Jadi jangan aneh kemudian jika berada di satu daerah dan menemukan fasilitas publik yang tidak terawat. Bisa dipastikan alokasi pendanaan untuk fasilitas publik itu sangat minim. Tidak heran kemudian di kantor-kantor pemerintah sendiri, aroma toiletnya sangat ‘dahsyat’. Mungkin ada yang pernah mengalaminya. Ini karena anggaran tidak memadai.

Sebenarnya, jika mau bekerja keras, seorang pemimpin daerah tentunya bisa mencarikan pendanaan dari sumber-sumber di luar uang yang disediakan pemerintah pusat dan pendapatan asli daerah, yang tertuang dalam APBD.

Ruang-ruang pendanaan bisa dibuka dari berabgai pihak termasuk perusahaan-perusahan melalui Corporate Social Responsibility, misalnya. Tidak harus perusahaannya berada di wilayah tersebut. Banyak perusahaan besar memiliki dana-dana ini. Meskipun bukan kewajiban, tetapi dana-dana CSR ini semakin berkembang dari tahun ke tahun.

Bantuan dari donor juga banyak.
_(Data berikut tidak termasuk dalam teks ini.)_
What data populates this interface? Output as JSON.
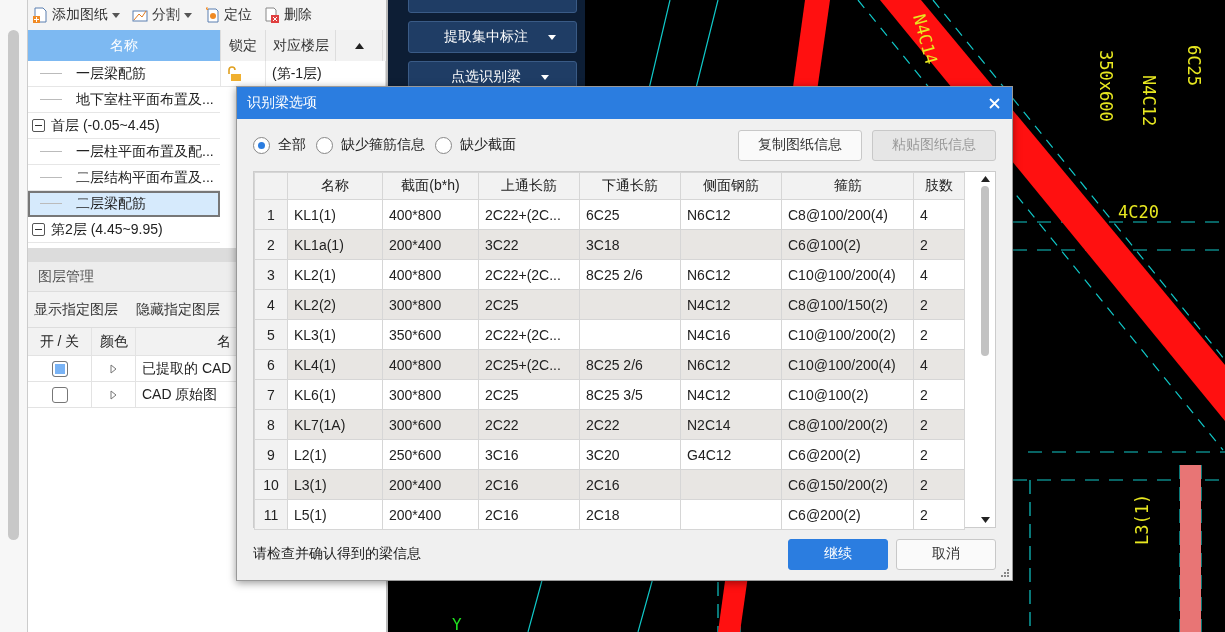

Pengalaman bekerja dengan pemerintah Kota Yogyakarta di 2009 menunjukkan hal ini. Seorang kepala bagian di Bappeda Yogyakarta menyusun daftar program pemerintah kota yang tidak didanai APBD, karenaketerbatasan anggaran. Dengan rajinnya beliau mendatangi donor dan menawarkan program tersebut. Beberapa program mendapatkan dukungan dari donor. Bantuan untuk program itu berupa hibah.
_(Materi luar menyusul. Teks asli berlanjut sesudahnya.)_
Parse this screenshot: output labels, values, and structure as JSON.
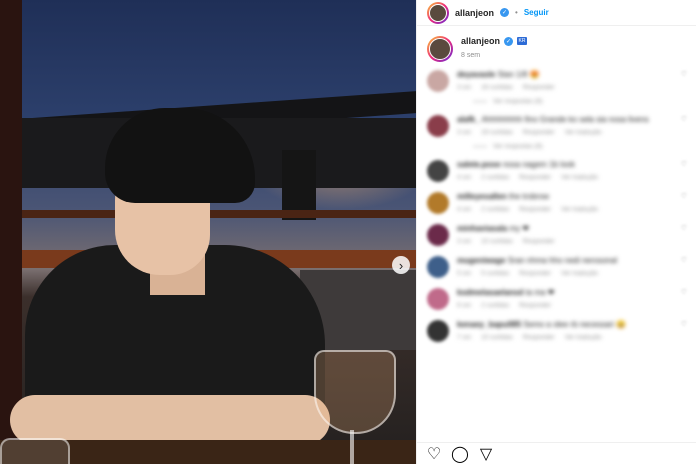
{
  "header": {
    "username": "allanjeon",
    "separator": "•",
    "follow_label": "Seguir"
  },
  "caption": {
    "username": "allanjeon",
    "flag_label": "KR",
    "time": "8 sem"
  },
  "comments": [
    {
      "user": "deyavasle",
      "text": "Stan 1/8 😍",
      "time": "3 sm",
      "likes": "16 curtidas",
      "reply": "Responder",
      "translate": "",
      "avatar_color": "#c9a7a3"
    },
    {
      "user": "alafk_",
      "text": "Ahhhhhhhh fino Grande ko sela sia nosa livens",
      "time": "3 sm",
      "likes": "19 curtidas",
      "reply": "Responder",
      "translate": "Ver tradução",
      "avatar_color": "#8a3d4a"
    },
    {
      "user": "salete.pose",
      "text": "nosa nagem 1b look",
      "time": "4 sm",
      "likes": "2 curtidas",
      "reply": "Responder",
      "translate": "Ver tradução",
      "avatar_color": "#444444"
    },
    {
      "user": "milleyesallen",
      "text": "the trobrow",
      "time": "4 sm",
      "likes": "2 curtidas",
      "reply": "Responder",
      "translate": "Ver tradução",
      "avatar_color": "#b27a2a"
    },
    {
      "user": "minhaviasala",
      "text": "my ❤",
      "time": "3 sm",
      "likes": "10 curtidas",
      "reply": "Responder",
      "translate": "",
      "avatar_color": "#6b2a4a"
    },
    {
      "user": "mugeniwage",
      "text": "Sran nhma hho nedi nerosonal",
      "time": "5 sm",
      "likes": "5 curtidas",
      "reply": "Responder",
      "translate": "Ver tradução",
      "avatar_color": "#3e5f8a"
    },
    {
      "user": "ksdmelasaelansd",
      "text": "ta ma ❤",
      "time": "6 sm",
      "likes": "2 curtidas",
      "reply": "Responder",
      "translate": "",
      "avatar_color": "#c06a8a"
    },
    {
      "user": "kenaey_bapull85",
      "text": "Semo a olee rb necessari 😄",
      "time": "7 sm",
      "likes": "10 curtidas",
      "reply": "Responder",
      "translate": "Ver tradução",
      "avatar_color": "#333333"
    }
  ],
  "reply_threads": {
    "first": "Ver respostas (6)",
    "second": "Ver respostas (6)"
  },
  "photo": {
    "next_glyph": "›"
  },
  "actions": {
    "like_icon": "♡",
    "comment_icon": "◯",
    "share_icon": "▽"
  },
  "colors": {
    "accent": "#0095f6",
    "verified": "#3897f0"
  }
}
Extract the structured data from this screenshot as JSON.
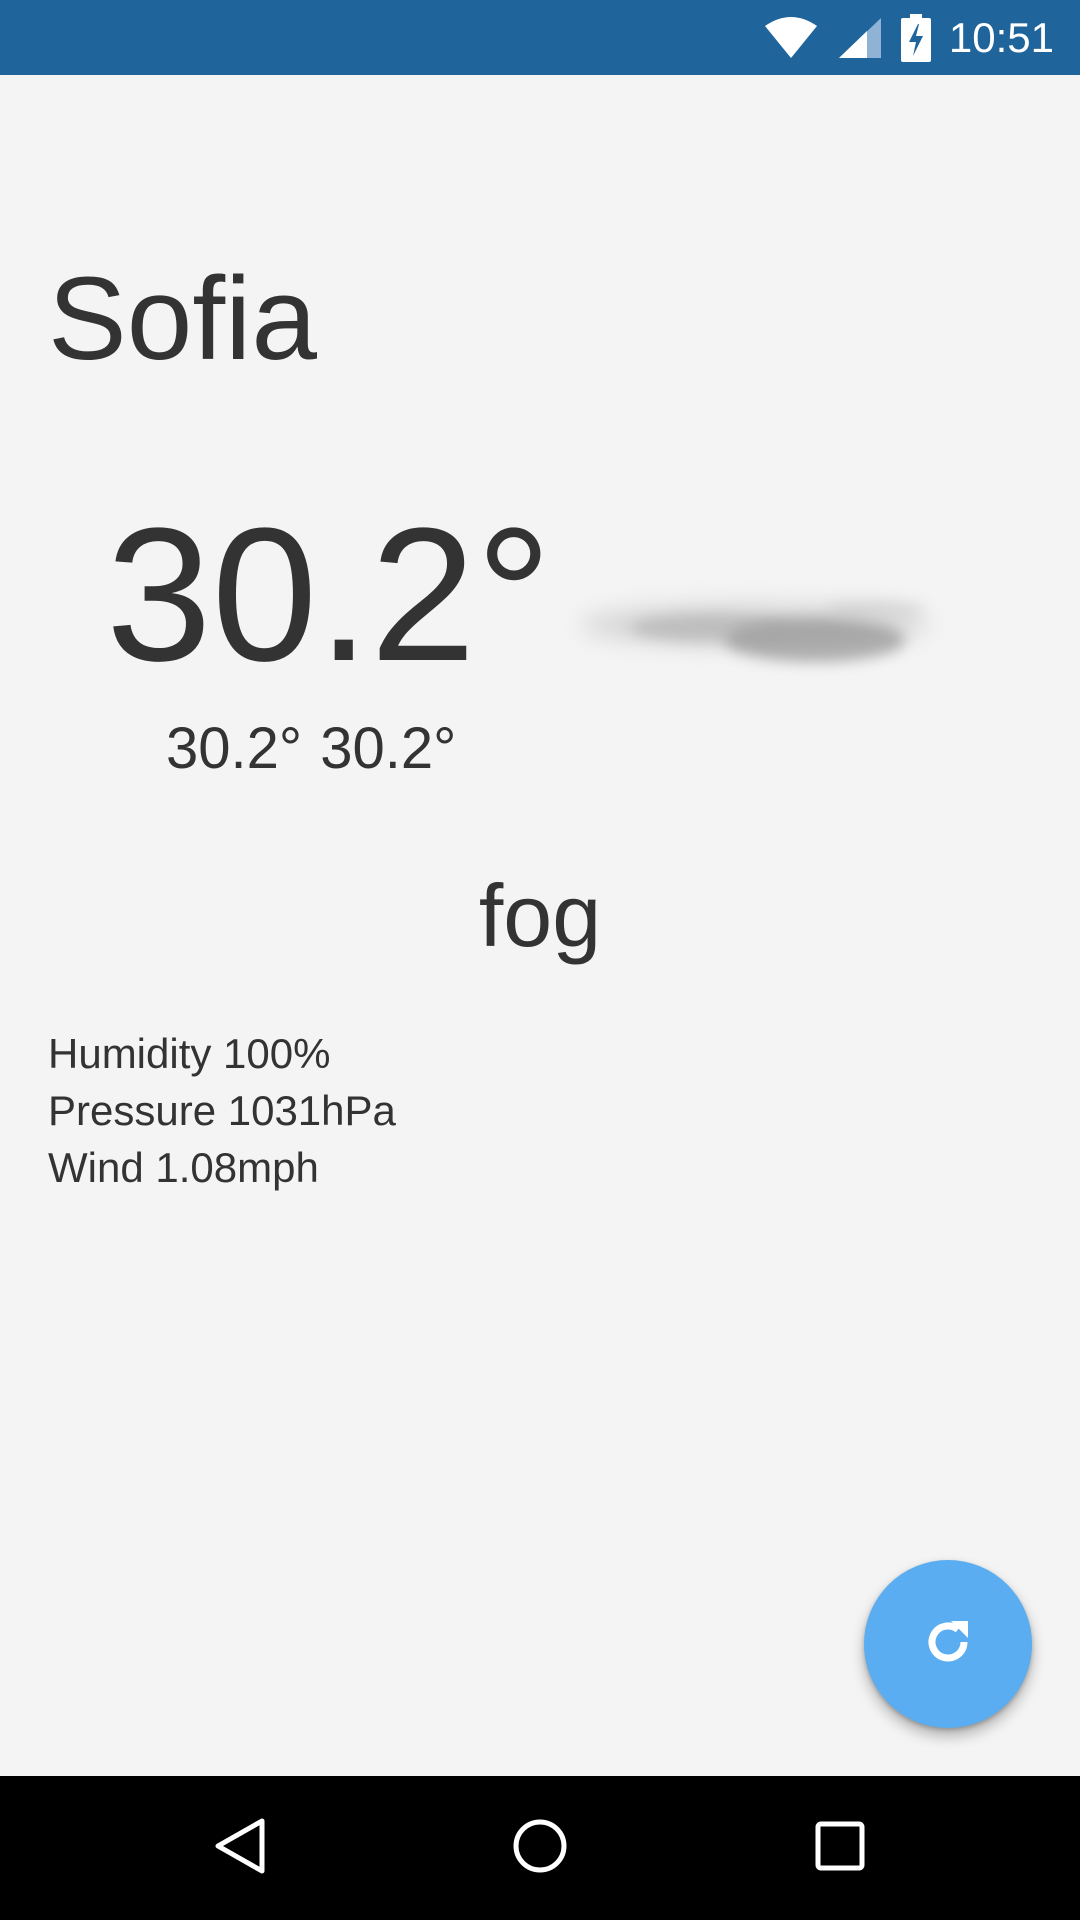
{
  "status_bar": {
    "time": "10:51",
    "background_color": "#1f659b",
    "icons": [
      "wifi-icon",
      "cell-signal-icon",
      "battery-charging-icon"
    ]
  },
  "weather": {
    "city": "Sofia",
    "temperature": "30.2°",
    "min_max": "30.2° 30.2°",
    "description": "fog",
    "icon": "fog-icon",
    "details": {
      "humidity": "Humidity 100%",
      "pressure": "Pressure 1031hPa",
      "wind": "Wind 1.08mph"
    }
  },
  "fab": {
    "icon": "refresh-icon",
    "color": "#59adf0"
  },
  "nav_bar": {
    "icons": [
      "back-icon",
      "home-icon",
      "recents-icon"
    ]
  }
}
Public Service Obligation (PSO) juga bisa didayaupayakan. Undang-undang malah sudah mengatur ini karena ini merupakan kewajiban dari perusahaan milik negara. Sama halnya dengan CSR, pemerintah daerah harus rajin mencarinya.

Selain APBD DKI, Ada Rupa-rupa Modalitas

Jakarta juga mengalami kendala yang sama. Kebutuhan pembangunan dan penyediaan pelayanan publik tidak bisa dipenuhi seluruhnya dengan kemampuan uang daerah Jakarta yang tertuang dalam APBD-nya, yang berkisar Rp. 60 T. Untuk jelasnya, APBD DKI 2016 mencapai Rp. 59,68 T. APBD 2017, dianggarkan Rp. 62, 47 T.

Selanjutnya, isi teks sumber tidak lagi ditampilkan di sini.